La conscience peut elle être objective ?
Dans un sens trivial, la conscience consiste en la saisie immédiate du réel par l'esprit. Elle enregistre l'information du réel par la sensation, la sauvegarde dans la perception selon les affinités qu'elle y décèle pour la reproduire dans l'imagination. La conscience habite en quelque sorte le monde, elle est comme un sentiment intérieur que toute âme a d'elle-même. Mais elle serait par là toujours une conscience singulière, instantanée et évanescente. La conscience est aussi une objectivation du monde, sa construction en un monde rationnel. Elle a des règles (catégories et principes) qui la structurent pour formuler les lois qui président à l'existence et à la succession des êtres et des choses.

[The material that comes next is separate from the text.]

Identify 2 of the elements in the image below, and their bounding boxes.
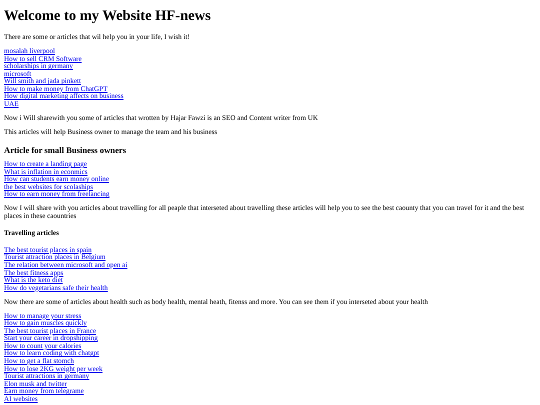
- page-title: Welcome to my Website HF-news: [4, 8, 212, 24]
- section-heading: Article for small Business owners: [4, 144, 128, 155]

Aussi s'agit-il de nous interroger sur ce qui rend compossibles l'exigence rationnelle et objective et donc universelle de la conscience et ce fond irrationnel et subjectif du monde privé et parfois incommunicable qu'est le psychisme.
La conscience est investie par la sensation ou importe de la sensation dans ses expressions. Elle est riche d'émotions. Le monde fuse en elle comme un flux d'expériences éphémères, instables, plurielles. La modification ininterrompue de la vie intérieure, sans rivage, consiste en une mosaïque d'événements psychiques contiguës qui tapissent en quelque sorte le fond sur lequel se détachent des formes. Indifférents à la vérité et par là à la possibilité de l'erreur comme à la vraisemblance de l'opinion, à la distinction de l'intériorité et de l'extériorité, nous y dramatisons nos vies intérieures en mondes privés que nos tenons pour des mondes absolus. Les phénomènes de la vie psychique, tels que l'oubli, l'intermittence de la conscience, le rêve, la vie passionnelle n'en seraient que des aventures. Sensible au temps, la conscience draine le lot du passé ; dispersée dans le renvoi labyrinthique du présent, elle a pour échéance un futur imprévisible et incertain, d'où le souci et la préoccupation.